Building up capital

Investing: get off to a flying start with these 5 tips

Investing is where the smart money is. These days that’s common knowledge. But before you begin, read our top tips so you can get off to a flying start.

1. A little self-knowledge (as an investor) goes a long way

It’s worth spending some time looking into a mirror before you start investing. Ask yourself: how much do you know about investing? How do you think you’ll handle possible losses? How long can you afford to have your money tied up in investments?

Your investor profile is a compilation of all the answers to these and similar questions on a list that you fill in — with the assistance of an ING adviser, if you like

This builds a picture of who you are as an investor: your investor profile. You can see it as a kind of financial passport which gives you access to the investments that are best suited to you.

What are the investor profiles that you can have at ING?

Good to know: your risk appetite may vary over the years, for example, you could inherit an amount of money that changes your view of your capital. Because your investor profile can change over time, it is a good idea to review your profile every year.

2. Get advice (but not from a neighbour or at a barbecue)

When investing, it’s best to get the advice of an expert. Choose that expert carefully. Your neighbour or best friend might have been investing for years, but it does not necessarily mean that they have the same needs or attitude towards risk as you do. Optimal decisions are taken with the help of somebody who knows about investments, as well as your profile and personal circumstances.

3. Keep your eye on your investment horizon

Investing is done only with money that you do not need in the short term. Depending on your investor profile, that might mean within the next three years (at a minimum). It’s wisest to check first that you have a sufficient savings buffer. Generally, the amount you should have in reserve is three to six months’ worth of net household income. It is also not a good idea to invest money you have earmarked for any significant expenditures that you plan to make within the next year, such as buying a house. After all, investments can fluctuate which may mean you have to sell your investments at an inopportune moment.

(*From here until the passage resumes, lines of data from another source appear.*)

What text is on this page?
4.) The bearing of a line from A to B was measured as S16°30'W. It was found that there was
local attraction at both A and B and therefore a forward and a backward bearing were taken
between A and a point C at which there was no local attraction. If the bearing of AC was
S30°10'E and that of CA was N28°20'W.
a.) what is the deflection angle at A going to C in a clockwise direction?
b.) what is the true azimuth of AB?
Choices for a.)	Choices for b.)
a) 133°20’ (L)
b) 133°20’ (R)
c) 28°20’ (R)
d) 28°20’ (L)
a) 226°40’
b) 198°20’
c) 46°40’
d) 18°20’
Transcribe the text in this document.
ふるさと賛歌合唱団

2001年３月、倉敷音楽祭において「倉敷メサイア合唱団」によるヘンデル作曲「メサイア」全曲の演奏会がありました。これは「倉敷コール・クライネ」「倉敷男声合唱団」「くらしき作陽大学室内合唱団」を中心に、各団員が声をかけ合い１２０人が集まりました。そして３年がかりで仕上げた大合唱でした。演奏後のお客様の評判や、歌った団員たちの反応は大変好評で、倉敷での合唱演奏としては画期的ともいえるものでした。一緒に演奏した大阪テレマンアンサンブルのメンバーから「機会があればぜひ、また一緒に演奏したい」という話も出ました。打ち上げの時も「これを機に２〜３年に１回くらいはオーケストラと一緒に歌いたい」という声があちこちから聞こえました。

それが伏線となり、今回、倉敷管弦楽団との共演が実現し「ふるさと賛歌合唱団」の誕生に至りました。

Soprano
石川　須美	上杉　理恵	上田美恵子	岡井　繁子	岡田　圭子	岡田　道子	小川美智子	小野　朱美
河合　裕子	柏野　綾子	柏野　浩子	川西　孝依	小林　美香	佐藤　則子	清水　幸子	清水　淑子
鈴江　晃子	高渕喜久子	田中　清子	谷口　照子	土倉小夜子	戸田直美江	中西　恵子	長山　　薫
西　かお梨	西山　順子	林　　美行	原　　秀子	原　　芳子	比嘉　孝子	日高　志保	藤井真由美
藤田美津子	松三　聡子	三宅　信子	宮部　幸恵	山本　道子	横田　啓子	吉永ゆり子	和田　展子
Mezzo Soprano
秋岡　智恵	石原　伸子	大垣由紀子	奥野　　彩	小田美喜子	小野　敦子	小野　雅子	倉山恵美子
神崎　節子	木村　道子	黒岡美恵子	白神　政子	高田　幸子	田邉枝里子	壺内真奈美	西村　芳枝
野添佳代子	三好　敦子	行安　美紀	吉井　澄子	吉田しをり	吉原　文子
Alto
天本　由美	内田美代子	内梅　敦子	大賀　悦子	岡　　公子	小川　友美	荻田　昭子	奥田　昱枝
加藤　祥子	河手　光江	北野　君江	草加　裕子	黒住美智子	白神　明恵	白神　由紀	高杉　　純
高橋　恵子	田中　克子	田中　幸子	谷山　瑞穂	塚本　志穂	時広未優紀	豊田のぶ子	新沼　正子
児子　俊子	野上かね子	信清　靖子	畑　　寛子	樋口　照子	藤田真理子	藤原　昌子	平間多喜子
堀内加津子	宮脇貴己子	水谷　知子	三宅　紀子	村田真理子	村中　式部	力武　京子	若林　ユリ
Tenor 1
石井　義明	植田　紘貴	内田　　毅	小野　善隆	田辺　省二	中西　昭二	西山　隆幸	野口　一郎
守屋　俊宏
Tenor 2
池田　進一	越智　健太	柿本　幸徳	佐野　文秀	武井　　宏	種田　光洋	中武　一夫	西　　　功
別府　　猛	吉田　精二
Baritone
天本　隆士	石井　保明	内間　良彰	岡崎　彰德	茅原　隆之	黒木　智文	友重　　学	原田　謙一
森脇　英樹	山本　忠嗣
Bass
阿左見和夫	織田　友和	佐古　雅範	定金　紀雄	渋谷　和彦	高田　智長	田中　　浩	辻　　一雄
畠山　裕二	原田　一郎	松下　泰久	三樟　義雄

When the markets are doing well, investors sleep soundly. But when things are going less well and the markets are yo-yoing, you might be left suddenly feeling unsettled, especially if you have just started investing. In such situations, panic is a poor adviser. That is why it is vital to keep your investment horizon in mind, and to not be led by the prevailing market sentiment. Interim falls – even quite sharp ones – are all part of it, but as a rule, markets do right themselves again. Whether you are looking back to the market crash (in 1929) that caused the Great Depression, the worldwide panic during Black Monday (in 1987) or the Global Financial Crisis (in 2008): markets recover every time, no matter how seriously we experience the crisis at the time.

4. Opt for a diversified portfolio

The expression ‘don’t put all your eggs in one basket’ is especially true of investing because it is impossible to predict which investments will perform best. One year, technology shares will be achieving the highest yields, and the next year company bonds will do extremely well. To spread the risk as much as possible, invest in various asset classes (shares, bonds, cash), sectors (technology, healthcare, etc.), geographic zones (Eurozone, the US, emerging economies) and themes (food, climate, etc.). It could also be an attractive idea to spread your investments over time. You can do that with a periodic investment plan, for example. Investment funds are comprised of dozens or even hundreds of shares and/or bonds, which makes them an attractive solution for diversifying the risks.

5. Sustainable investment

You can also opt to invest sustainably and responsably. This type of investing takes environmental, social and corporate governance criteria into account. Your money is only invested in companies and governments that meet these requirements, which means you will also be supporting the transition to a more sustainable economy. Sustainable and responsible investing is not only good for the environment and society, but also for your own portfolio. It can yield the same level of return as ‘traditional’ investing does, as various studies have shown.